Practically the whole country and Pacquiao’s compatriots suffered the embarrassing, if not shocking defeat, too.
The only consolation is that many folks, here and abroad, think the Filipino boxing great won.
Most boxing pundits thought so, too, and no less than boxing promoter Bob Arum was upset about the decision, thereby promising a rematch.
But, that is neither here nor there now.
What is important now is to learn from the mistakes made, so the same will not happen again during the inevitable rematch.
While others may look at the factors that defeated Pacquiao in all of the twelve rounds, I am looking mine mostly from outside the ring.

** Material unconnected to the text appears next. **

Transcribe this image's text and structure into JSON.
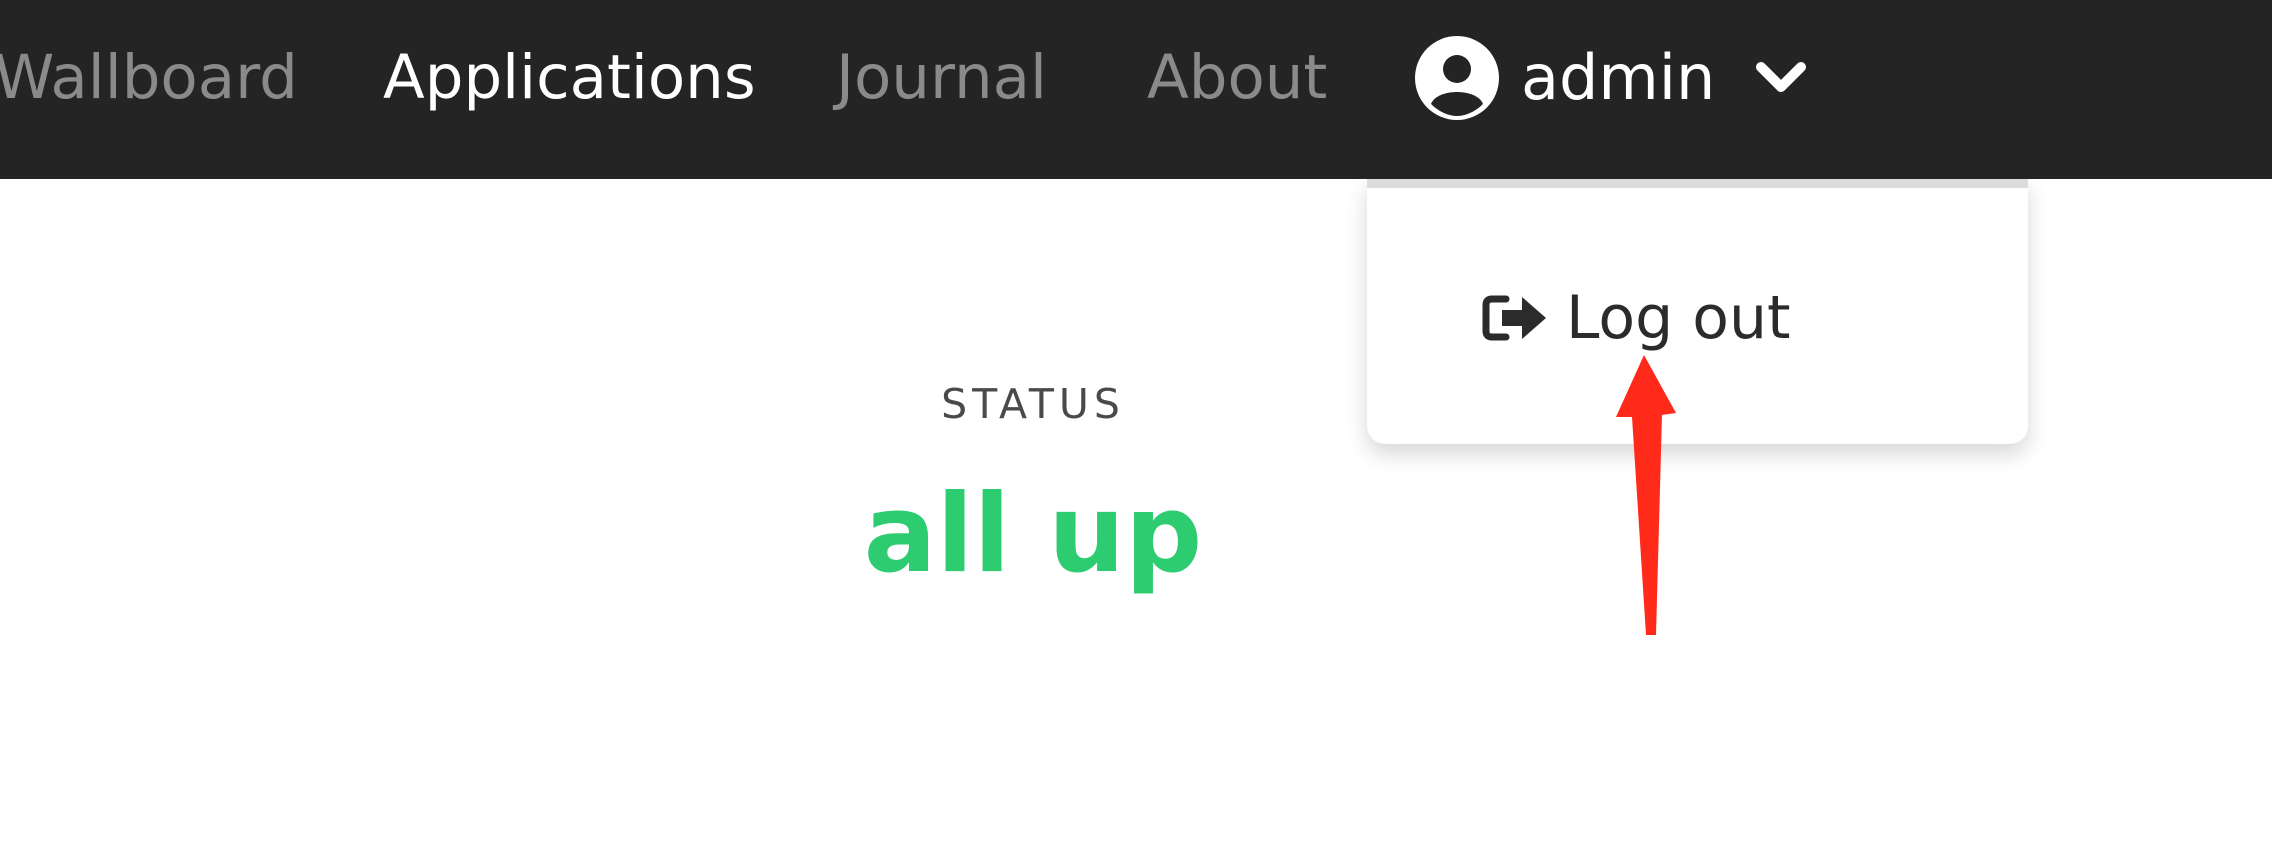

Specifically, I am looking at Pacquiao’s much ballyhooed conversion to becoming an avid follower of the Christian religion and how he has become a Bible tooting individual.
I have no problem with Manny being religious now. Religion is good, but let us not over rate it. We can invoke prayers to be far from harms way, but prayers, per se, will not win you fights.
What will win fights is one’s boxing prowess and one’s will to win. It is about being hungry all the time to win and not because one is prayerful and can cite verses from the Bible that you think God will let you win.
Pacquiao has been professing he is a changed man now.
He gave up drinking, and he gave up gambling. He gave away his cockfighting ranch in the Philippines and sold his interest in a casino there, according to reports.
He found a spiritual adviser, and now spends his spare moments reading and discussing the Bible.
“I know now if I die today I know where I’m going,” Pacquiao declares.
O, yeah? I really wouldn’t bet on that.
For as long as Manny Pacquiao, the man, the politician and the boxer, continue entertaining and befriending the devils, the likes of Chavit Singson and Wakee Salud, he has not completely change at all.
The two ‘diablos’ were visibly present atop the ring before the fight.
Wasn’t it a bad omen that they were still around at a time when Manny was taking on his first fight after he has renounced evil and has declared himself now as virtuous?
Reminds me of a Spanish adage that goes: “Dime con quien andas, y te dire quien eres” (Tell me with whom you walk and I will tell you who you are.)
It is another way of saying, “A man is known by the company he keeps.”